8 July. The Future of ATL: Equitable and Sustainable Development Panel
- 1. Remember to meet at Room 1447, in Klaus, College of Computing at 12:30-1:45 for our Partners Panel in stead of in our regular classroom. Please also be prepared to ask questions.
- 2. Please take pictures of the panel that you can use in your final Petcha Kutcha Presentation.
- Odetta MacLeish-White, Managing Director, TransFormation Alliance. “The TransFormation Alliance, a collaboration of metro Atlanta organizations that promotes the development of thriving, mixed-income communities anchored by transit.”
- Shannon Lee, Urban Conservation Manager, The Conservation Fund, The Conservation Fund takes a unique approach to sustainable community development. Their projects, such as Lindsey Street Park, “protects nature as both an economic and community asset that provides sustenance, open space, jobs, economic opportunities, important cultural ties and much more.”

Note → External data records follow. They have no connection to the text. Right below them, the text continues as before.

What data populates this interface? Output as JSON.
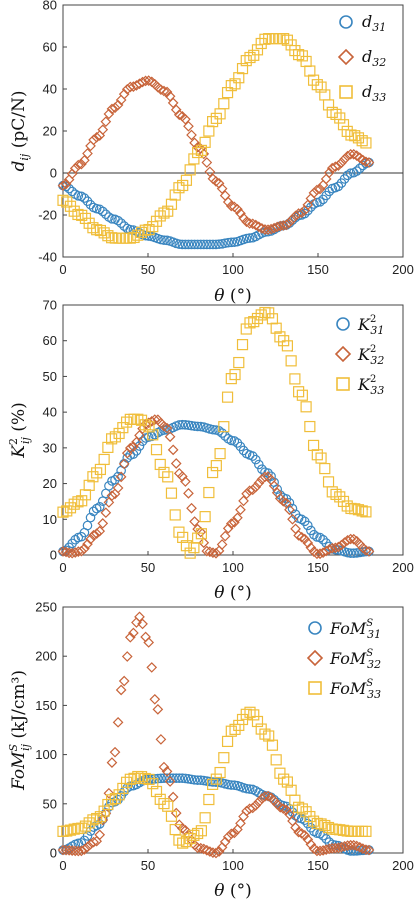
{
  "chart_data": [
    {
      "type": "scatter",
      "ylabel": "d_ij (pC/N)",
      "xlabel": "θ (°)",
      "xlim": [
        0,
        200
      ],
      "ylim": [
        -40,
        80
      ],
      "xticks": [
        0,
        50,
        100,
        150,
        200
      ],
      "yticks": [
        -40,
        -20,
        0,
        20,
        40,
        60,
        80
      ],
      "zero_line": true,
      "legend_position": "top-right",
      "series": [
        {
          "name": "d31",
          "marker": "circle",
          "color": "#3a86c0",
          "x": [
            0,
            10,
            20,
            30,
            40,
            50,
            60,
            70,
            80,
            90,
            100,
            110,
            120,
            130,
            140,
            150,
            160,
            170,
            180
          ],
          "y": [
            -6,
            -11,
            -17,
            -22,
            -27,
            -30,
            -32,
            -34,
            -34,
            -34,
            -33,
            -31,
            -28,
            -25,
            -20,
            -14,
            -7,
            0,
            5
          ]
        },
        {
          "name": "d32",
          "marker": "diamond",
          "color": "#c8643a",
          "x": [
            0,
            10,
            20,
            30,
            40,
            50,
            60,
            70,
            80,
            90,
            100,
            110,
            120,
            130,
            140,
            150,
            160,
            170,
            180
          ],
          "y": [
            -6,
            4,
            17,
            31,
            41,
            44,
            39,
            27,
            12,
            -4,
            -16,
            -24,
            -27,
            -25,
            -19,
            -8,
            3,
            9,
            5
          ]
        },
        {
          "name": "d33",
          "marker": "square",
          "color": "#f0be3a",
          "x": [
            0,
            10,
            20,
            30,
            40,
            50,
            60,
            70,
            80,
            90,
            100,
            110,
            120,
            130,
            140,
            150,
            160,
            170,
            180
          ],
          "y": [
            -13,
            -20,
            -27,
            -31,
            -31,
            -27,
            -19,
            -6,
            10,
            26,
            42,
            55,
            64,
            64,
            56,
            42,
            28,
            18,
            14
          ]
        }
      ],
      "legend": [
        "d_{31}",
        "d_{32}",
        "d_{33}"
      ]
    },
    {
      "type": "scatter",
      "ylabel": "K²_ij (%)",
      "xlabel": "θ (°)",
      "xlim": [
        0,
        200
      ],
      "ylim": [
        0,
        70
      ],
      "xticks": [
        0,
        50,
        100,
        150,
        200
      ],
      "yticks": [
        0,
        10,
        20,
        30,
        40,
        50,
        60,
        70
      ],
      "legend_position": "top-right",
      "series": [
        {
          "name": "K31",
          "marker": "circle",
          "color": "#3a86c0",
          "x": [
            0,
            10,
            20,
            30,
            40,
            50,
            60,
            70,
            80,
            90,
            100,
            110,
            120,
            130,
            140,
            150,
            160,
            170,
            180
          ],
          "y": [
            1,
            5,
            13,
            21,
            28,
            33,
            35,
            36.5,
            36,
            35,
            32,
            28,
            23,
            16,
            10,
            5,
            1.5,
            0.5,
            1
          ]
        },
        {
          "name": "K32",
          "marker": "diamond",
          "color": "#c8643a",
          "x": [
            0,
            5,
            10,
            20,
            30,
            40,
            50,
            55,
            60,
            70,
            80,
            85,
            90,
            100,
            110,
            120,
            130,
            140,
            150,
            160,
            170,
            180
          ],
          "y": [
            1,
            0.5,
            1,
            6,
            17,
            30,
            37,
            38,
            36,
            22,
            7,
            1,
            0.5,
            9,
            18,
            22,
            15,
            5,
            0.3,
            2,
            4.5,
            1
          ]
        },
        {
          "name": "K33",
          "marker": "square",
          "color": "#f0be3a",
          "x": [
            0,
            10,
            20,
            30,
            40,
            45,
            50,
            60,
            70,
            75,
            80,
            90,
            100,
            110,
            120,
            130,
            140,
            150,
            160,
            170,
            180
          ],
          "y": [
            12,
            15,
            23,
            33,
            38,
            38,
            36,
            23,
            5,
            0.5,
            5,
            25,
            50,
            65,
            68,
            60,
            45,
            28,
            17,
            13,
            12
          ]
        }
      ],
      "legend": [
        "K^2_{31}",
        "K^2_{32}",
        "K^2_{33}"
      ]
    },
    {
      "type": "scatter",
      "ylabel": "FoM^S_ij (kJ/cm³)",
      "xlabel": "θ (°)",
      "xlim": [
        0,
        200
      ],
      "ylim": [
        0,
        250
      ],
      "xticks": [
        0,
        50,
        100,
        150,
        200
      ],
      "yticks": [
        0,
        50,
        100,
        150,
        200,
        250
      ],
      "legend_position": "top-right",
      "series": [
        {
          "name": "FoM31",
          "marker": "circle",
          "color": "#3a86c0",
          "x": [
            0,
            10,
            20,
            30,
            40,
            50,
            60,
            70,
            80,
            90,
            100,
            110,
            120,
            130,
            140,
            150,
            160,
            170,
            180
          ],
          "y": [
            3,
            10,
            28,
            52,
            68,
            75,
            76,
            76,
            74,
            72,
            69,
            65,
            58,
            48,
            35,
            20,
            8,
            2,
            3
          ]
        },
        {
          "name": "FoM32",
          "marker": "diamond",
          "color": "#c8643a",
          "x": [
            0,
            10,
            20,
            25,
            30,
            35,
            40,
            45,
            50,
            55,
            60,
            70,
            80,
            90,
            100,
            110,
            120,
            130,
            140,
            150,
            160,
            170,
            180
          ],
          "y": [
            3,
            2,
            12,
            40,
            100,
            170,
            220,
            240,
            215,
            150,
            85,
            25,
            5,
            0,
            20,
            45,
            58,
            45,
            20,
            2,
            5,
            8,
            3
          ]
        },
        {
          "name": "FoM33",
          "marker": "square",
          "color": "#f0be3a",
          "x": [
            0,
            10,
            20,
            30,
            40,
            45,
            50,
            60,
            70,
            80,
            90,
            100,
            110,
            120,
            130,
            140,
            150,
            160,
            170,
            180
          ],
          "y": [
            22,
            25,
            35,
            55,
            75,
            78,
            75,
            50,
            10,
            20,
            75,
            125,
            143,
            120,
            75,
            45,
            30,
            24,
            22,
            22
          ]
        }
      ],
      "legend": [
        "FoM^S_{31}",
        "FoM^S_{32}",
        "FoM^S_{33}"
      ]
    }
  ]
}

- Justine Schwartz, Project Manger, Grove Park Foundation, “The Grove Park Foundation is dedicated to revitalizing the Grove Park neighborhood and improving the quality of life by working with local partners, leaders and residents to create a healthy, equitable and vibrant community.”
Panel Topic: The Future of Atlanta
All disciplines and professions have to be mindful of ways the choices we make now will affect the generations that come after us. Similarly, practitioners in all professions imagine an ideal future and then make decisions based on what they think is the best way to achieve that future. While we have composed creative projects so far this semester, we are excited to learn about ways real-world projects come to be through a blend of visionary planning and practical action.
Some questions to ask our speakers:
- 1. What is your ideal vision for the future of your project? Say you had all the resources and support you needed, what would Atlanta’s green spaces or transportation networks look like in 5-10 years? What are the most important factors to ensure sustainable housing as ATL develops? What would you like to see Atlanta look like in 50 or 100 years?
- 2. How do your visions for the future of Atlanta’s people, neighborhoods, ecosystems, and social/cultural networks shape the choices you make now?
- 3. How can students become involved (and stay involved) with sustainability projects in their communities? Or, as these students go on to design new energy technology, build complex structural systems, and cure diseases, how can they remain mindful of how their choices shape the future for a web of stakeholders?